Carlson brought suit against Locatelli for personal injuries sustained when she slipped and fell at a restaurant owned by Locatelli. The first trial resulted in a mistrial because the jury, which found Locatelli liable, failed to reach a verdict as to damages. At the conclusion of the second trial, the jury was sent into the deliberating room with, among other things, a general verdict form, a special verdict form, and a copy of Jury Instruction No. 4. 1 The general verdict form instructed the jury to *259 determine Carlson’s total damages, without reduction for any contributory negligence by Carlson. The special verdict form instructed the jury to determine the comparative negligence of both Carlson and Locatelli. The jury returned the general verdict form, awarding Carlson $160,000.00 in damages, but failed to complete the special verdict form.

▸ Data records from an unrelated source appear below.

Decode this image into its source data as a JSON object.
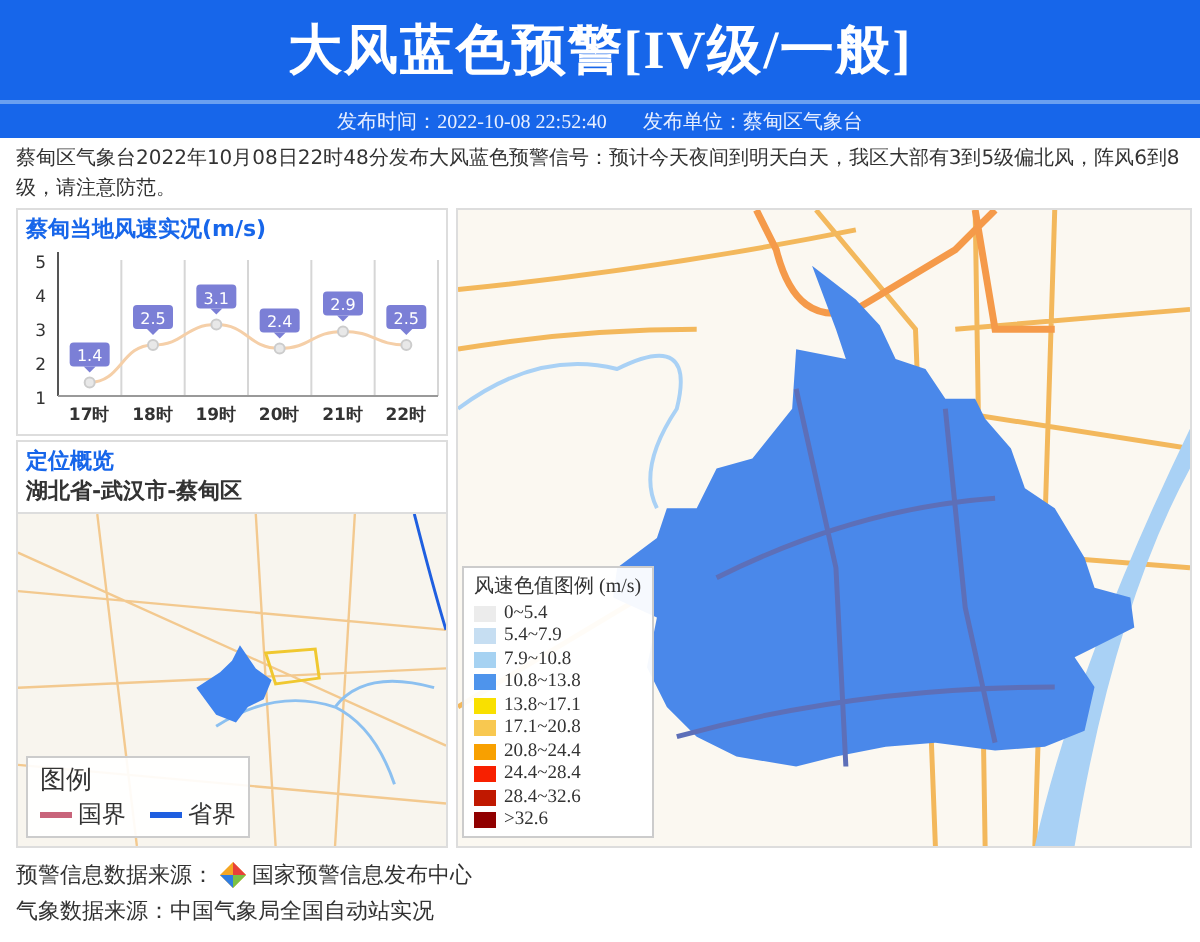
{
  "header": {
    "title": "大风蓝色预警[IV级/一般]",
    "publish_time": "发布时间：2022-10-08 22:52:40",
    "publisher": "发布单位：蔡甸区气象台"
  },
  "description": "蔡甸区气象台2022年10月08日22时48分发布大风蓝色预警信号：预计今天夜间到明天白天，我区大部有3到5级偏北风，阵风6到8级，请注意防范。",
  "wind_panel": {
    "title": "蔡甸当地风速实况(m/s)",
    "chart_data": {
      "type": "line",
      "categories": [
        "17时",
        "18时",
        "19时",
        "20时",
        "21时",
        "22时"
      ],
      "series": [
        {
          "color": "#f5cfa8",
          "marker": "circle",
          "values": [
            1.4,
            2.5,
            3.1,
            2.4,
            2.9,
            2.5
          ]
        }
      ],
      "ylim": [
        1,
        5
      ],
      "yticks": [
        1,
        2,
        3,
        4,
        5
      ],
      "data_labels": true
    }
  },
  "location_panel": {
    "title": "定位概览",
    "region": "湖北省-武汉市-蔡甸区",
    "legend": {
      "title": "图例",
      "items": [
        {
          "label": "国界",
          "color": "#c8647a"
        },
        {
          "label": "省界",
          "color": "#1f5fe0"
        }
      ]
    }
  },
  "map_legend": {
    "title": "风速色值图例",
    "unit": "(m/s)",
    "items": [
      {
        "label": "0~5.4",
        "color": "#ececec"
      },
      {
        "label": "5.4~7.9",
        "color": "#c6def2"
      },
      {
        "label": "7.9~10.8",
        "color": "#a6d2f2"
      },
      {
        "label": "10.8~13.8",
        "color": "#4e94ec"
      },
      {
        "label": "13.8~17.1",
        "color": "#f9e000"
      },
      {
        "label": "17.1~20.8",
        "color": "#f8c850"
      },
      {
        "label": "20.8~24.4",
        "color": "#f8a000"
      },
      {
        "label": "24.4~28.4",
        "color": "#f82000"
      },
      {
        "label": "28.4~32.6",
        "color": "#c01800"
      },
      {
        "label": ">32.6",
        "color": "#900000"
      }
    ]
  },
  "footer": {
    "warning_source_label": "预警信息数据来源：",
    "warning_source": "国家预警信息发布中心",
    "weather_source": "气象数据来源：中国气象局全国自动站实况"
  }
}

The district court inquired of the jury foreman as to why the jury did not complete the special verdict form. The foreman stated it was merely an oversight, that the jury had calculated relative fault, and that the sum appearing on the general verdict form was the bottom line result after all of the jury’s calculations, including reduction of the award according to Carlson’s percentage of negligence. The district court directed the jury to return to the deliberating room with the special verdict form, while the district court retained the general verdict. The jury returned a special verdict allocating ten percent negligence to Carlson and ninety percent negligence to Locatelli.

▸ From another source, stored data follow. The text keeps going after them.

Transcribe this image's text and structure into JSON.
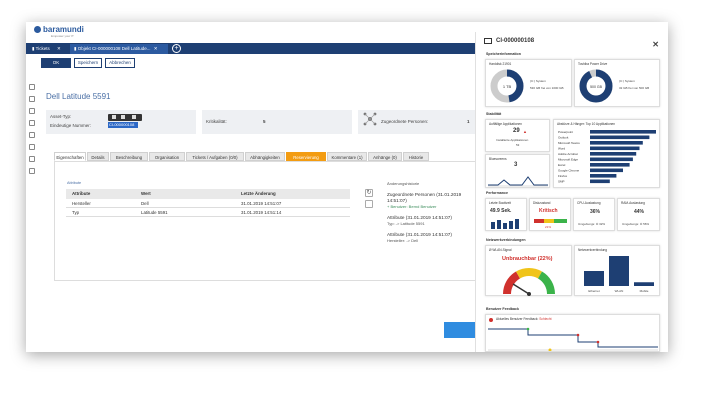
{
  "app": {
    "brand": "baramundi",
    "brand_sub": "Empower your IT"
  },
  "tabs": [
    {
      "label": "Tickets",
      "close": "✕"
    },
    {
      "label": "Objekt CI-000000108 Dell Latitude...",
      "close": "✕"
    }
  ],
  "toolbar": {
    "ok": "OK",
    "save": "Speichern",
    "cancel": "Abbrechen"
  },
  "asset": {
    "title": "Dell Latitude 5591",
    "type_label": "Asset-Typ:",
    "number_label": "Eindeutige Nummer:",
    "number_value": "CI-000000108",
    "criticality_label": "Kritikalität:",
    "criticality_value": "5",
    "persons_label": "Zugeordnete Personen:",
    "persons_value": "1"
  },
  "detail_tabs": [
    "Eigenschaften",
    "Details",
    "Beschreibung",
    "Organisation",
    "Tickets / Aufgaben (0/0)",
    "Abhängigkeiten",
    "Reservierung",
    "Kommentare (1)",
    "Anhänge (0)",
    "Historie"
  ],
  "attributes": {
    "section_label": "Attribute",
    "history_label": "Änderungshistorie",
    "columns": [
      "Attribute",
      "Wert",
      "Letzte Änderung"
    ],
    "rows": [
      [
        "Hersteller",
        "Dell",
        "31.01.2019 14:51:07"
      ],
      [
        "Typ",
        "Latitude 5591",
        "31.01.2019 14:51:14"
      ]
    ]
  },
  "history": [
    {
      "title": "Zugeordnete Personen (31.01.2019 14:51:07)",
      "sub": "+ Benutzer: Bernd Benutzer",
      "green": true
    },
    {
      "title": "Attribute (31.01.2019 14:51:07)",
      "sub": "Typ: -> Latitude 5591",
      "green": false
    },
    {
      "title": "Attribute (31.01.2019 14:51:07)",
      "sub": "Hersteller: -> Dell",
      "green": false
    }
  ],
  "panel": {
    "title": "CI-000000108",
    "storage_label": "Speicherinformation",
    "disk1": {
      "name": "Harddisk 21901",
      "center": "1 TB",
      "drive": "(C:) System",
      "free": "530 GB frei von 1000 GB"
    },
    "disk2": {
      "name": "Toshiba Power Drive",
      "center": "500 GB",
      "drive": "(C:) System",
      "free": "32 GB frei von 500 GB"
    },
    "stability_label": "Stabilität",
    "apps": {
      "title": "Auffällige Applikationen",
      "value": "29",
      "sub1": "Installierte Applikationen",
      "sub2": "53"
    },
    "bluescreens": {
      "title": "Bluescreens",
      "value": "3"
    },
    "crashes": {
      "title": "Abstürze & Hänger: Top 10 Applikationen",
      "items": [
        "Powerpoint",
        "Outlook",
        "Microsoft Teams",
        "Word",
        "Adobe Acrobat",
        "Microsoft Edge",
        "Excel",
        "Google Chrome",
        "Firefox",
        "SMP"
      ],
      "values": [
        10,
        9,
        8,
        7.5,
        7,
        6.5,
        6,
        5,
        4,
        3
      ]
    },
    "performance_label": "Performance",
    "boot": {
      "title": "Letzte Boottzeit",
      "value": "49.9 Sek."
    },
    "disk": {
      "title": "Diskzustand",
      "value": "Kritisch",
      "pct": "21%"
    },
    "cpu": {
      "title": "CPU-Auslastung",
      "value": "36%",
      "sub": "Umgebungs: ⦾ 32%"
    },
    "ram": {
      "title": "RAM-Auslastung",
      "value": "44%",
      "sub": "Umgebungs: ⦾ 56%"
    },
    "network_label": "Netzwerkverbindungen",
    "wlan": {
      "title": "Ø WLAN-Signal",
      "value": "Unbrauchbar (22%)",
      "level": 0.22
    },
    "conn": {
      "title": "Netzwerkverbindung",
      "bars": [
        "Ethernet",
        "WLAN",
        "Mobile"
      ],
      "values": [
        4,
        8,
        1
      ]
    },
    "feedback_label": "Benutzer Feedback",
    "feedback": {
      "title": "Aktuelles Benutzer Feedback:",
      "value": "Schlecht"
    }
  },
  "colors": {
    "navy": "#1e3f73",
    "blue": "#2c5aa0",
    "orange": "#f39c12",
    "red": "#d0312d",
    "green": "#3bb34a"
  }
}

Locatelli filed a motion for declaration of mistrial and for a new trial. The district court granted Locatelli’s motion for declaration of mistrial, concluding the jury did not understand the instructions accompanying the special verdict and did not follow them. The district court did not purport to rule on the motion for a new trial.

Discussion

Jurisdiction

Locatelli challenges this court’s jurisdiction to hear an appeal from the district court’s “Order for Declaration of Mistrial,” since an order declaring a mistrial is not generally appealable. See Esneault v. Waterman Steamship Corp., 449 F.2d 1296, 1297 (5th Cir. 1971); In re Estate of Bartholomae, 68 Cal.Rptr. 332, 333-34 (Cal.Ct.App. 1968); see also 15B Charles A. Wright, Arthur R. Miller & Edward H. Cooper, Federal Practice and Procedure § 3915.1 (1992) (“[o]rders granting a mistrial ... are not final” and therefore not appealable); 9 B.E. Witkin, California Procedure, Appeal § 87 (3rd ed. 1985) (order granting a mistrial is not appealable); 4 Cal.Jur.3d Appellate Review § 30 (1973) (“an order granting a mistrial is not appealable, while an order granting a new trial is”).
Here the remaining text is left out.